Posture, non ; mais travail épistémique ? oui sûrement (non publié)

Osons ce superlatif incorrect pour indiquer combien un travail épistémique exigeant et rigoureux, mené chemin faisant tout au long du processus de recherche augmente les possibilités d’aller encore plus loin, au-delà (​meta odos​) de ce que permet le seul maniement correct des méthodes de traitement des données empiriques. Ce travail épistémique peut d’abord être perçu comme un travail réflexif sur le corpus de connaissances manipulé. Il est plutôt le fait de chercheurs chevronnés, capables d’embrasser un vaste champ de littérature et d’en faire une lecture et une critique archéo-généalogiques. Mais il n’est pas impossible de s’y livrer dans le cadre d’une recherche doctorale en spécifiant soigneusement un espace-temps sous examen.

De façon plus générale, ce travail épistémique peut être recommandé dans le cadre de toute recherche dès lors que l’on ne se satisfait pas d’annoncer une fois pour toutes, en début de thèse, la « position épistémologique » choisie pour ne plus avoir à y revenir ensuite. Ce travail épistémique peut être assimilé à une volonté de cohérence et de pilotage du processus de recherche de façon à donner, maintenir et évaluer jusqu’à l’achèvement : le sens, les orientations, la cohérence et la synergie, l’efficacité et l’efficience de ce processus… questions et critères qui remplissent et dépassent les critères de rigueur et de pertinence traditionnellement brandis dans les débats académiques. Il s’agit donc d’un travail sur le « design » de la recherche, sur les objets, les concepts, les données, les langages et sur les passagers clandestins qu’ils véhiculent. Ce travail permet une ouverture des objets et des projets de recherche comme des cadres épistémologiques, bien au-delà du positivisme régnant et des contraintes excessives et illégitimes qu’il tend à imposer à tous. Comme le dit Michel Serres, d’abord philosophe des sciences, l’épistémologie est un art d’inventer (…)

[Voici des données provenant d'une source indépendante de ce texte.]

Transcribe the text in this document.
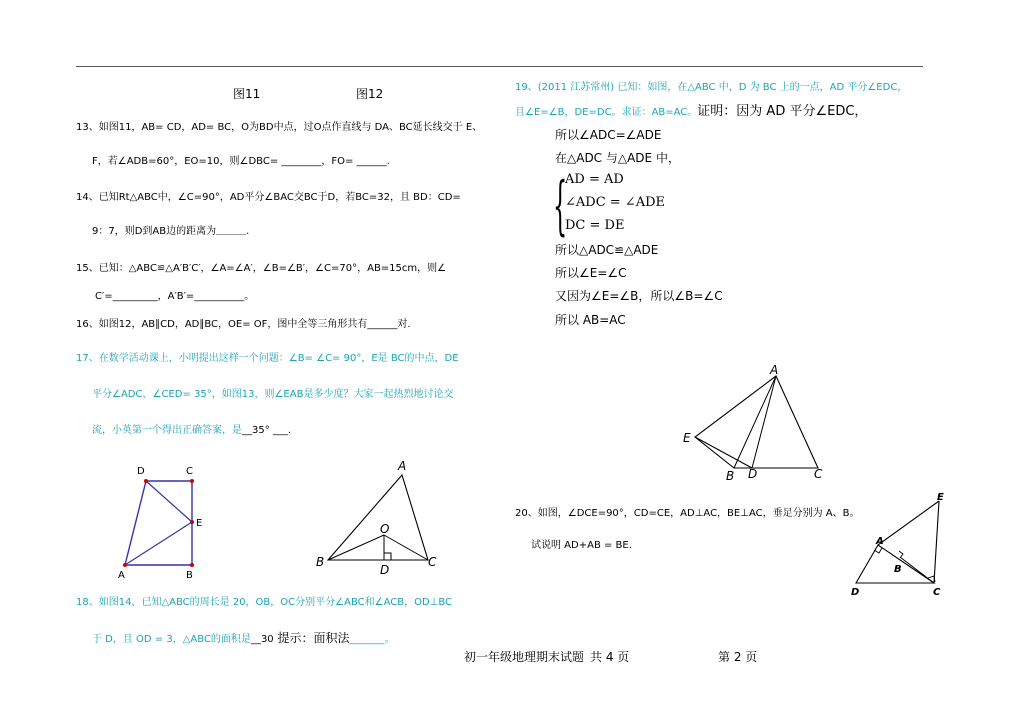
图11	图12
13、如图11，AB= CD，AD= BC，O为BD中点，过O点作直线与 DA、BC延长线交于 E、
F，若∠ADB=60°，EO=10，则∠DBC= ________，FO= ______.
14、已知Rt△ABC中，∠C=90°，AD平分∠BAC交BC于D，若BC=32，且 BD：CD=
9：7，则D到AB边的距离为＿＿＿.
15、已知：△ABC≌△A′B′C′，∠A=∠A′，∠B=∠B′，∠C=70°，AB=15cm，则∠
C′=_________，A′B′=__________。
16、如图12，AB∥CD，AD∥BC，OE= OF，图中全等三角形共有______对.
17、在数学活动课上，小明提出这样一个问题：∠B= ∠C= 90°，E是 BC的中点，DE
平分∠ADC，∠CED= 35°，如图13，则∠EAB是多少度？大家一起热烈地讨论交
流，小英第一个得出正确答案，是__35° ___.
D	C
E
A	B
A
O
B
D
C
18、如图14，已知△ABC的周长是 20，OB，OC分别平分∠ABC和∠ACB，OD⊥BC
于 D，且 OD = 3，△ABC的面积是__30 提示：面积法_______。
19、(2011 江苏常州) 已知：如图，在△ABC 中，D 为 BC 上的一点，AD 平分∠EDC，
且∠E=∠B，DE=DC。求证：AB=AC。证明：因为 AD 平分∠EDC，
所以∠ADC=∠ADE
在△ADC 与△ADE 中，
{
AD = AD
∠ADC = ∠ADE
DC = DE
所以△ADC≌△ADE
所以∠E=∠C
又因为∠E=∠B，所以∠B=∠C
所以 AB=AC
A
E
B D	C
20、如图，∠DCE=90°，CD=CE，AD⊥AC，BE⊥AC，垂足分别为 A、B。
试说明 AD+AB = BE.
E
A
B
D	C
初一年级地理期末试题 共 4 页	第 2 页
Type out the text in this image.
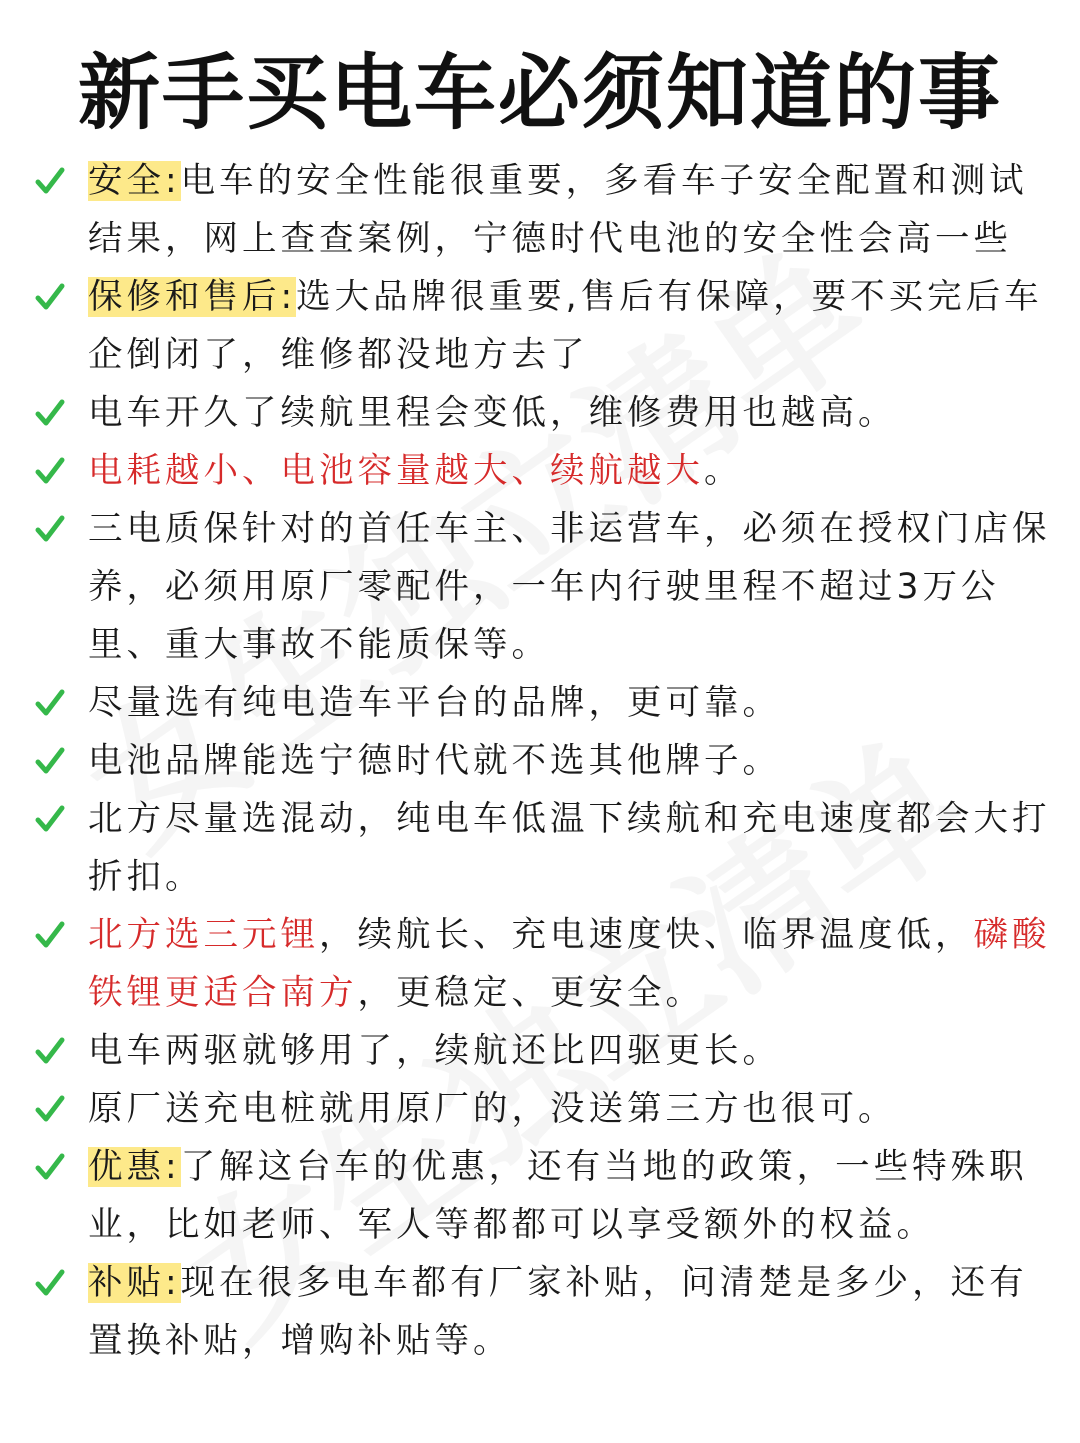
新手买电车必须知道的事
安全:电车的安全性能很重要，多看车子安全配置和测试结果，网上查查案例，宁德时代电池的安全性会高一些
保修和售后:选大品牌很重要,售后有保障，要不买完后车企倒闭了，维修都没地方去了
电车开久了续航里程会变低，维修费用也越高。
电耗越小、电池容量越大、续航越大。
三电质保针对的首任车主、非运营车，必须在授权门店保养，必须用原厂零配件，一年内行驶里程不超过3万公里、重大事故不能质保等。
尽量选有纯电造车平台的品牌，更可靠。
电池品牌能选宁德时代就不选其他牌子。
北方尽量选混动，纯电车低温下续航和充电速度都会大打折扣。
北方选三元锂，续航长、充电速度快、临界温度低，磷酸铁锂更适合南方，更稳定、更安全。
电车两驱就够用了，续航还比四驱更长。
原厂送充电桩就用原厂的，没送第三方也很可。
优惠:了解这台车的优惠，还有当地的政策，一些特殊职业，比如老师、军人等都都可以享受额外的权益。
补贴:现在很多电车都有厂家补贴，问清楚是多少，还有置换补贴，增购补贴等。
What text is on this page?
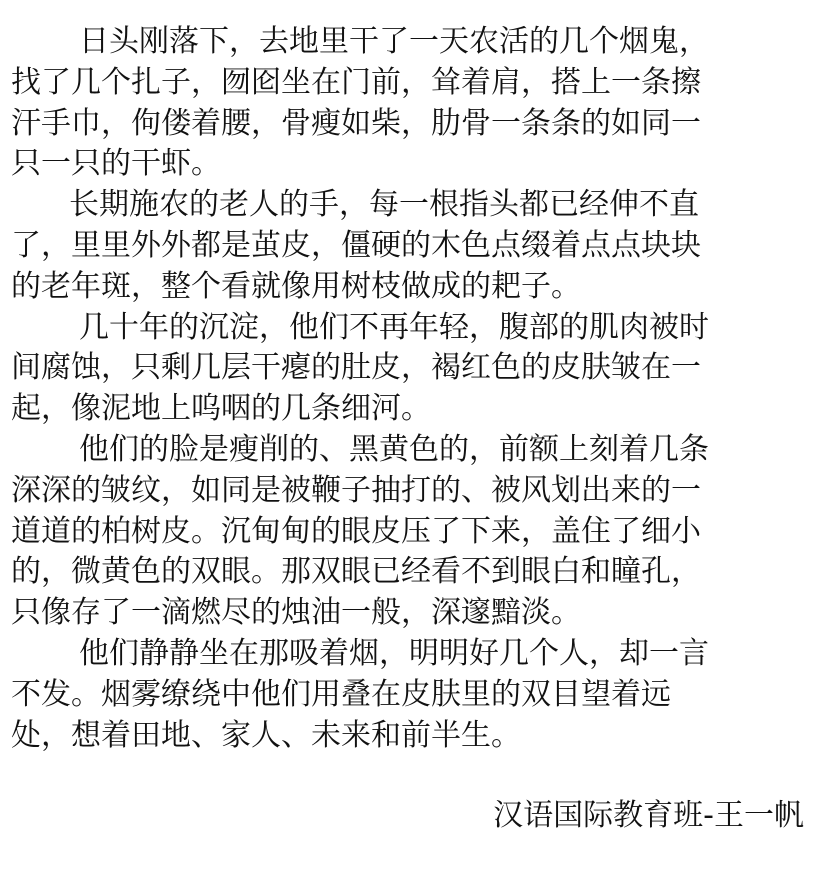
日头刚落下，去地里干了一天农活的几个烟鬼，
找了几个扎子，囫囵坐在门前，耸着肩，搭上一条擦
汗手巾，佝偻着腰，骨瘦如柴，肋骨一条条的如同一
只一只的干虾。
长期施农的老人的手，每一根指头都已经伸不直
了，里里外外都是茧皮，僵硬的木色点缀着点点块块
的老年斑，整个看就像用树枝做成的耙子。
几十年的沉淀，他们不再年轻，腹部的肌肉被时
间腐蚀，只剩几层干瘪的肚皮，褐红色的皮肤皱在一
起，像泥地上呜咽的几条细河。
他们的脸是瘦削的、黑黄色的，前额上刻着几条
深深的皱纹，如同是被鞭子抽打的、被风划出来的一
道道的柏树皮。沉甸甸的眼皮压了下来，盖住了细小
的，微黄色的双眼。那双眼已经看不到眼白和瞳孔，
只像存了一滴燃尽的烛油一般，深邃黯淡。
他们静静坐在那吸着烟，明明好几个人，却一言
不发。烟雾缭绕中他们用叠在皮肤里的双目望着远
处，想着田地、家人、未来和前半生。
汉语国际教育班-王一帆
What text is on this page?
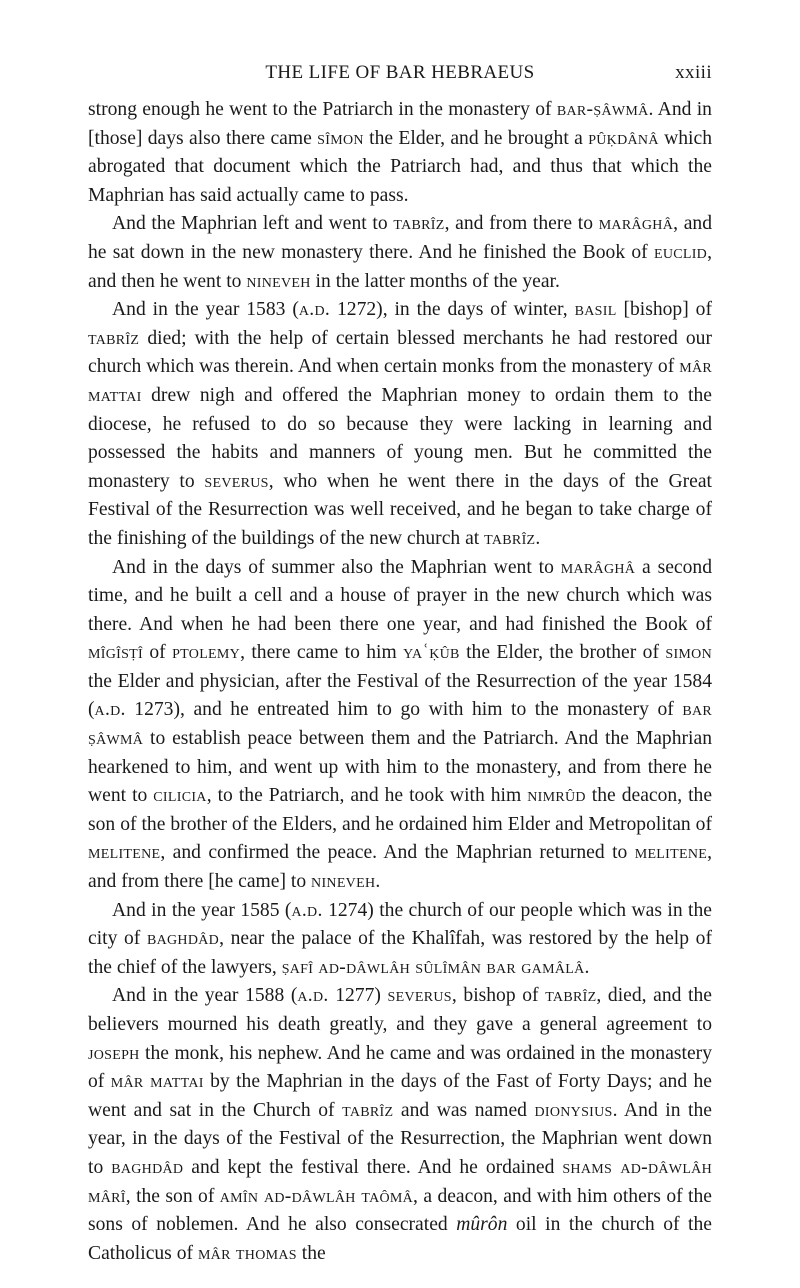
THE LIFE OF BAR HEBRAEUS	xxiii

strong enough he went to the Patriarch in the monastery of bar-ṣâwmâ. And in [those] days also there came sîmon the Elder, and he brought a pûḳdânâ which abrogated that document which the Patriarch had, and thus that which the Maphrian has said actually came to pass.

And the Maphrian left and went to tabrîz, and from there to marâghâ, and he sat down in the new monastery there. And he finished the Book of euclid, and then he went to nineveh in the latter months of the year.

And in the year 1583 (a.d. 1272), in the days of winter, basil [bishop] of tabrîz died; with the help of certain blessed merchants he had restored our church which was therein. And when certain monks from the monastery of mâr mattai drew nigh and offered the Maphrian money to ordain them to the diocese, he refused to do so because they were lacking in learning and possessed the habits and manners of young men. But he committed the monastery to severus, who when he went there in the days of the Great Festival of the Resurrection was well received, and he began to take charge of the finishing of the buildings of the new church at tabrîz.

And in the days of summer also the Maphrian went to marâghâ a second time, and he built a cell and a house of prayer in the new church which was there. And when he had been there one year, and had finished the Book of mîgîsṭî of ptolemy, there came to him yaʿḳûb the Elder, the brother of simon the Elder and physician, after the Festival of the Resurrection of the year 1584 (a.d. 1273), and he entreated him to go with him to the monastery of bar ṣâwmâ to establish peace between them and the Patriarch. And the Maphrian hearkened to him, and went up with him to the monastery, and from there he went to cilicia, to the Patriarch, and he took with him nimrûd the deacon, the son of the brother of the Elders, and he ordained him Elder and Metropolitan of melitene, and confirmed the peace. And the Maphrian returned to melitene, and from there [he came] to nineveh.

And in the year 1585 (a.d. 1274) the church of our people which was in the city of baghdâd, near the palace of the Khalîfah, was restored by the help of the chief of the lawyers, ṣafî ad-dâwlâh sûlîmân bar gamâlâ.

And in the year 1588 (a.d. 1277) severus, bishop of tabrîz, died, and the believers mourned his death greatly, and they gave a general agreement to joseph the monk, his nephew. And he came and was ordained in the monastery of mâr mattai by the Maphrian in the days of the Fast of Forty Days; and he went and sat in the Church of tabrîz and was named dionysius. And in the year, in the days of the Festival of the Resurrection, the Maphrian went down to baghdâd and kept the festival there. And he ordained shams ad-dâwlâh mârî, the son of amîn ad-dâwlâh taômâ, a deacon, and with him others of the sons of noblemen. And he also consecrated mûrôn oil in the church of the Catholicus of mâr thomas the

Ainsi à la connaissance vue comme fin ultime qui justifie l’accumulation a-historique de « résultats » stockables, fournissant une bibliothèque sinon les pièces d’un puzzle dont on espère bien naïvement…ou immodestement…qu’elles finiront par livrer le plan de câblage ultime, facétieusement dissimulé par le Grand Créateur, on peut opposer une connaissance rigoureusement établie mais dont la validité réside dans les schèmes pour l’action qu’elle met au jour, révèle, critique, suggère… Connaissance, modeste, instrumentale, fournissant des jeux de cartes utiles aux acteurs pour se repérer, orienter la conception et le pilotage de leurs activités en plus grande sûreté intellectuelle. S’impose alors la démarche de l’enquête scientifique, au sens de Dewey, où il s’agit d’articuler des situations indéterminées ou magmatiques en forgeant des structures logiques qui potentialisent des actions inédites plutôt que de se cantonner à piocher dans le corpus des hypothèses causales pour les valider sur des données empiriques sans assumer leur inéluctable historicité, soigneusement dissimulée sous le tapis de la généralisation.